The court heard that Ms Ray-Rivers, now 56, “stuffed those dirty memories down” until her late thirties.
She added: “I realised that he took advantage of my insecurities as a little girl, telling me I was pretty and grooming me to give him sexual pleasure.”
The horrific experience led to years of promiscuity as a teenager as she “confused sex with true love”. She told the court: “The impact of my sexual abuse experience caused me to suffer from having trust issues. “When Bernie sexually abused me, he took away my full potential to fully trust.
“Trusting others is not an easy thing when you've been sexually abused.”
She added: “My body remembers.”
Her statement said: “The impact of my sexual abuse caused me to live with fear — fear of running into him in public places, fear when I would see him in the post office, fear when I saw him on an airplane. Fear when I saw him in Lindo's.”

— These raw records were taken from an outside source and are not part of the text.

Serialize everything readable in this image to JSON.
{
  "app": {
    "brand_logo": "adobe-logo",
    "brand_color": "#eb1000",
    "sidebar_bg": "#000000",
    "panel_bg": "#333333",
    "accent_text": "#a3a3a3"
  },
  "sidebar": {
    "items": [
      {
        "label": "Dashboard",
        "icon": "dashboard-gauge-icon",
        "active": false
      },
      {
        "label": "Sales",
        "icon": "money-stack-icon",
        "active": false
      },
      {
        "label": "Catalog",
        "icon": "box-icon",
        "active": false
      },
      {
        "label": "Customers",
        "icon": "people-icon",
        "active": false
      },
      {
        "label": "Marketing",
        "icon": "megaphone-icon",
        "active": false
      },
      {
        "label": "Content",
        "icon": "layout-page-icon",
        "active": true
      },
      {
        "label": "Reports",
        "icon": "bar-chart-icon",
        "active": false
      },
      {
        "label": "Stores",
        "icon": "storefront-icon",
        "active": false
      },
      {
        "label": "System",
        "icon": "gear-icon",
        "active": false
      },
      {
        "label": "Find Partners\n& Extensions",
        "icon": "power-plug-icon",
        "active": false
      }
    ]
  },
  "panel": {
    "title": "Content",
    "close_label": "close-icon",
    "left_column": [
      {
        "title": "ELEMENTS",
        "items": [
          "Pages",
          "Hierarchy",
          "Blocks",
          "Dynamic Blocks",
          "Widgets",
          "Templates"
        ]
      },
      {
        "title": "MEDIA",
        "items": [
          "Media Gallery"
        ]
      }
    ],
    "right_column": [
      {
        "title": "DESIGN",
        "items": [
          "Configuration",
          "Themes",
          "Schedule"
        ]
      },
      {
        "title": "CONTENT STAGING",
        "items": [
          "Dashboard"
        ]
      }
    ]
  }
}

For the past seven years, Ms Ray-Rivers has campaigned for greater awareness of the risks to children and how adults can act responsibly when they have concerns.

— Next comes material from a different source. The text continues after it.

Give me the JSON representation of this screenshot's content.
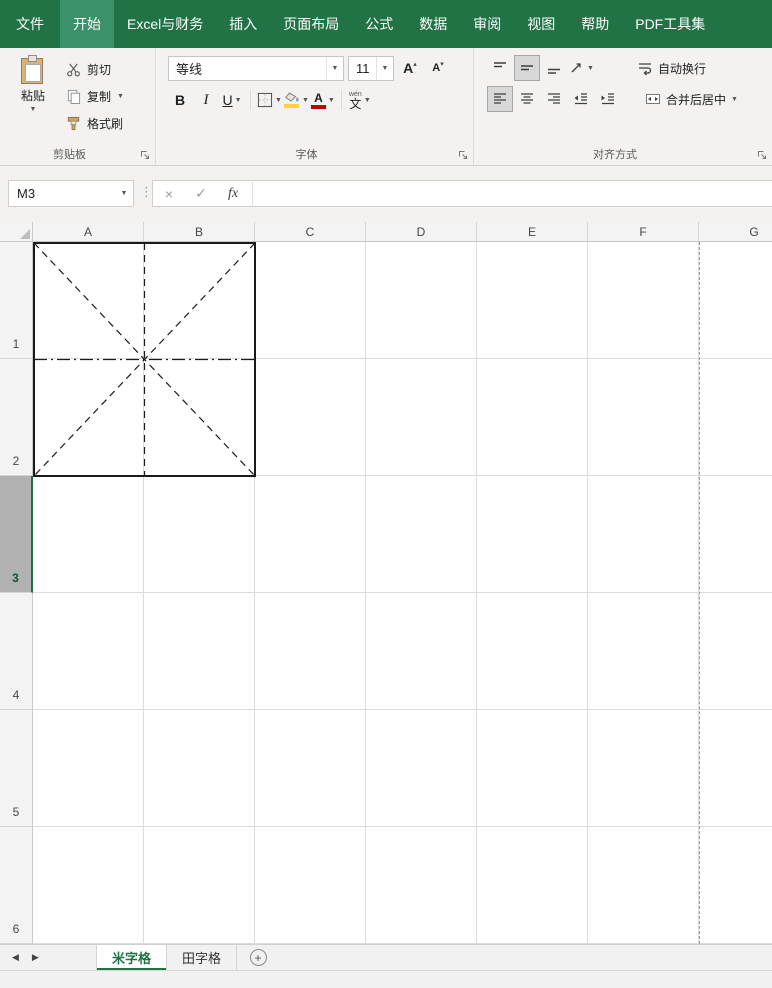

A cruel twist meant she found herself face-to-face with Marshall when he attended one of her charity's educational events to help adults protect children from sexual abuse.
Her statement said: “My past has haunted me. Do you know how I know that? Because when I saw Bernie Marshall walk down the hallway towards a Scars training session last year, I experienced fear.

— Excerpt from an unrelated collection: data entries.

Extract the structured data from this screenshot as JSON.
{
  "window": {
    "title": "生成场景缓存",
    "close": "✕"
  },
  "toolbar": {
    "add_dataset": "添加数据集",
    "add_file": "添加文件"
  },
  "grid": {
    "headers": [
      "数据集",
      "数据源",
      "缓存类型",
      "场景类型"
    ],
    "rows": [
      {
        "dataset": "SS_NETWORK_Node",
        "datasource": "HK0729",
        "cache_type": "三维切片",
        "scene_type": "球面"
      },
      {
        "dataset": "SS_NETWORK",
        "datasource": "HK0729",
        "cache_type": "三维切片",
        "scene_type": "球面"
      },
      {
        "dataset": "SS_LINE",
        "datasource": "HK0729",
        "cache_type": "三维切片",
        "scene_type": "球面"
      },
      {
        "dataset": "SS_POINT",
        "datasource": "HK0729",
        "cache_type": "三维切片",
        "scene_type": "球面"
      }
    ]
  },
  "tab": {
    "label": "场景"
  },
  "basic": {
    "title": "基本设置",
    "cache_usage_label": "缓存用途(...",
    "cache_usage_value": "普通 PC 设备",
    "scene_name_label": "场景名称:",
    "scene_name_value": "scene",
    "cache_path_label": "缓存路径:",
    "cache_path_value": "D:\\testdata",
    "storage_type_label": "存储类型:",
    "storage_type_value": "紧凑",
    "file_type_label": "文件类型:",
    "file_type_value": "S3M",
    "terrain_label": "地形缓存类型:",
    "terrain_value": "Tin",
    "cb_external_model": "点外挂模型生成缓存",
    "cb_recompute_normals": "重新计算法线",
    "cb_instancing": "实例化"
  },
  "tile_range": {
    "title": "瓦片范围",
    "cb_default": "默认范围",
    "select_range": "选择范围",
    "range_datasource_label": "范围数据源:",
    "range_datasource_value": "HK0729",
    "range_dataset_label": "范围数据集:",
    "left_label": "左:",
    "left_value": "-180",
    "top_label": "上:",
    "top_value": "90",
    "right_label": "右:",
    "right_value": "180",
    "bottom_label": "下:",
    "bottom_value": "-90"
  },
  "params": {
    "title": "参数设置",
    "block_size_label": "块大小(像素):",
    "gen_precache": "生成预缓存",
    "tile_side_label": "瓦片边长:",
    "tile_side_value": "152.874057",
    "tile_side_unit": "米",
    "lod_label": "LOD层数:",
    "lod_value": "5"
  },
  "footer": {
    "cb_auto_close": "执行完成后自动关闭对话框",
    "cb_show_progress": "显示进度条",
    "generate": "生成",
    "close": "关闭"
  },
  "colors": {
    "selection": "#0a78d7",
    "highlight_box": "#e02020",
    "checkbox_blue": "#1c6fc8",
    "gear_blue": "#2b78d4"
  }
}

“I was traumatised and my instinct was to run away.”
Ms Ray-Rivers returned to the room and was later brave enough to stand up to her abuser in court, where she revealed the “secret about the trauma he caused, the impact he made, and the scars he is responsible for”.
Other aspects of the case have tormented her.
She told the court: “Although Bernie Marshall admitted his illegal acts to me, to the chairman of our Scars board, to two police officers, and to members of his church, he claimed in court that he was not guilty, only to change his plea to guilty two weeks later.
“I had to suffer two weeks of unnecessary anxiety, sleepless nights, and endless worrying about having to remember details from 45 years ago.
“It is very painful to relive trauma, to dig down and retrieve memories that I've pushed down for over 40 years.”
The mother of two said it was difficult to explain why she had finally chosen to bring Marshall to justice but a responsibility to others felt greater than the “anxiety and pain” she knew a court case would bring.
She explained: “The decision I made to prosecute and tear off the scab of my childhood wound wasn't about revenge and retribution.
“This decision was solely based on the protection of children in our community.”
Ms Ray-Rivers said: “If I stayed silent then I would be a fake as a child advocate and I would be partially responsible if he scarred another child.
“My silence would protect him and set up children to be at risk of sexual abuse.”
She confronted her abuser in court and told him: “You apologised to me and asked me to forgive you, but saying sorry is just mere words, it's not an action.
“Saying sorry and then blaming me for the sexual activity between you as a 26-year-old adult and me as an eight-year-old child is not sorry and it's not truth.
“Blaming me was either a fantasy or your way of removing the guilt and shame from yourself. Whichever the reason, you are clearly not a safe adult in our community. Your choices affected my adulthood.
“As an adult, I have a choice now — to focus on what I lost — my innocence and my power as a little girl — or I can choose to focus on what I know, which is, I didn't cause it and it wasn't my fault.”
She added: “Today is about justice, and the consequences of criminal behaviour, regardless of the time lapsed.
“This is about trying to protect another child from being scarred by you.”